Session Title: AMD I
Session Date/Time: Friday 12/09/2014 | 08:00-10:00
Paper Time: 08:24
Venue: Boulevard C
First Author: : R.Mahdy GERMANY
Co Author(s): : M. Brinkmann Y. Miura M. Rudolf S. Grisanti
Intravitreal injections are an established method of drug delivery for different ophthalmological diseases. The effect of injected drugs is inter alia limited by their efflux over the outer blood-retinal barrier, which consists of the RPE, Bruch’s membrane and the choriocapillaris. Of these three components the RPE is the most important one as it actively passes drugs through and/or accumulates them internally. The aim of this study was to develop an adequate model for the outer blood-retinal barrier and to evaluate pharmacodynamic and pharmacokinetic parameters by various microscopic techniques using different anti-VEGF drugs that are already in clinical use.
Pigment Cell Research Group, Department of Ophthalmology, University of Lübeck, Lübeck, Germany.
Human RPE cells were cultured on transwell inserts until they formed a confluent monolayer. Then they were treated with fluorescently-labeled (Cy5) drugs (Ranibizumab, Aflibercept or Bevacizumab) for 1h after which the drug-free medium was applied once again. After 0h, 12h, 24h and 72h the cells were fixed, stained with the endosome marker Rab5 (Alexa488) and nuclei were counterstained with 4',6-diamidino-2-phenylindole (DAPI). Uptake of the respective drug was assessed by conventional fluorescence microscopy (CFM) and two photon microscopy (TPM).

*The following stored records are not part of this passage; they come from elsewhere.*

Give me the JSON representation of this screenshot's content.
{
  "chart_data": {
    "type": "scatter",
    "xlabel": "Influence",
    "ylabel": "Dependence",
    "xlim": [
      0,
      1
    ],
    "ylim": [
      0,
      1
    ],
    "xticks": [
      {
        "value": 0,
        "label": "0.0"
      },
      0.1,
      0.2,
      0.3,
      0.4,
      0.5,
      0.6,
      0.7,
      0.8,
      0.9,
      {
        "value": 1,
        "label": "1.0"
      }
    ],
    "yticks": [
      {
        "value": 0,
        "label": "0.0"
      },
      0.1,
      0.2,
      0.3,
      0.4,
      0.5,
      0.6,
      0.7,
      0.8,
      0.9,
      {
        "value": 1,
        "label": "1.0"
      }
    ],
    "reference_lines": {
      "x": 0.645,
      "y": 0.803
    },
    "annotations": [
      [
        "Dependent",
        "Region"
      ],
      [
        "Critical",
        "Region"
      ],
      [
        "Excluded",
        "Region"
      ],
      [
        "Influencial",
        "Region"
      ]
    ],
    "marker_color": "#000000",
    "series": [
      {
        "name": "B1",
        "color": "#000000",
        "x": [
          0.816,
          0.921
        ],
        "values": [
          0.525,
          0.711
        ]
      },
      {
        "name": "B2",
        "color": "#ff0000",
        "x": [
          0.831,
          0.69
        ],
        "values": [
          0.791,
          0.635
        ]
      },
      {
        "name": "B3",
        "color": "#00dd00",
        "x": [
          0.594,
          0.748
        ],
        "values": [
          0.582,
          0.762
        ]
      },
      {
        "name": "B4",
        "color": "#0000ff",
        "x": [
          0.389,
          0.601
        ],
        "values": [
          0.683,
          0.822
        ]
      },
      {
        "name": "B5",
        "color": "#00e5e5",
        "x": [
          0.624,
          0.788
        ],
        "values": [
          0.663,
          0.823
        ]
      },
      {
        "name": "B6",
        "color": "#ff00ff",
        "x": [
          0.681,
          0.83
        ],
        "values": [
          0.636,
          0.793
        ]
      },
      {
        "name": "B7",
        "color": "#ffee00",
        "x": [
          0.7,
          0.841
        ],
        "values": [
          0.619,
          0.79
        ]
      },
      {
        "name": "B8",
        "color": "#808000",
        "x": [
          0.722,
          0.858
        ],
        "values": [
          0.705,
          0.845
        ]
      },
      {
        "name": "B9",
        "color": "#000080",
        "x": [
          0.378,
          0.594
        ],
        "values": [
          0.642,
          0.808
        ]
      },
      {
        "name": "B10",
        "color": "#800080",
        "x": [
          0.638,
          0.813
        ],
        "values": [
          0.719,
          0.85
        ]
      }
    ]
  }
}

At clinical significant doses, Ranibizumab (0.125 mg/ml), Aflibercept (0.5 mg/ml) and Bevacizumab (0.25 mg/ml), were all detectable in the RPE cells. Initially Aflibercept showed the fastest uptake with no significant decrease within 72h. Interestingly Ranibizumab had the second fastest uptake, but declined significantly during the observation period. Bevacizumab had the slowest uptake of all three drugs, but like Aflibercept had no significant reduction over 3d.
On the one hand Aflibercept and Bevacizumab in the administered clinical doses endure in RPE cells considerably longer than Ranibizumab, which might lead to accumulation-related (side)effects on RPE cell function and the clinical course of AMD. On the other hand Ranibizumab seems to be eliminated noticeably faster than the other two VEGF antagonists, which probably has an influence on the efficacy of the drug and the duration of the retreatment interval. The presented outer blood-retinal barrier model and microscopic assessment might provide a useful system to evaluate pharmacologic interactions between injected drugs and RPE cells in-vitro. While CFM might be useful to get an initial impression regarding drug localization, TPM localizes the drug more accurate.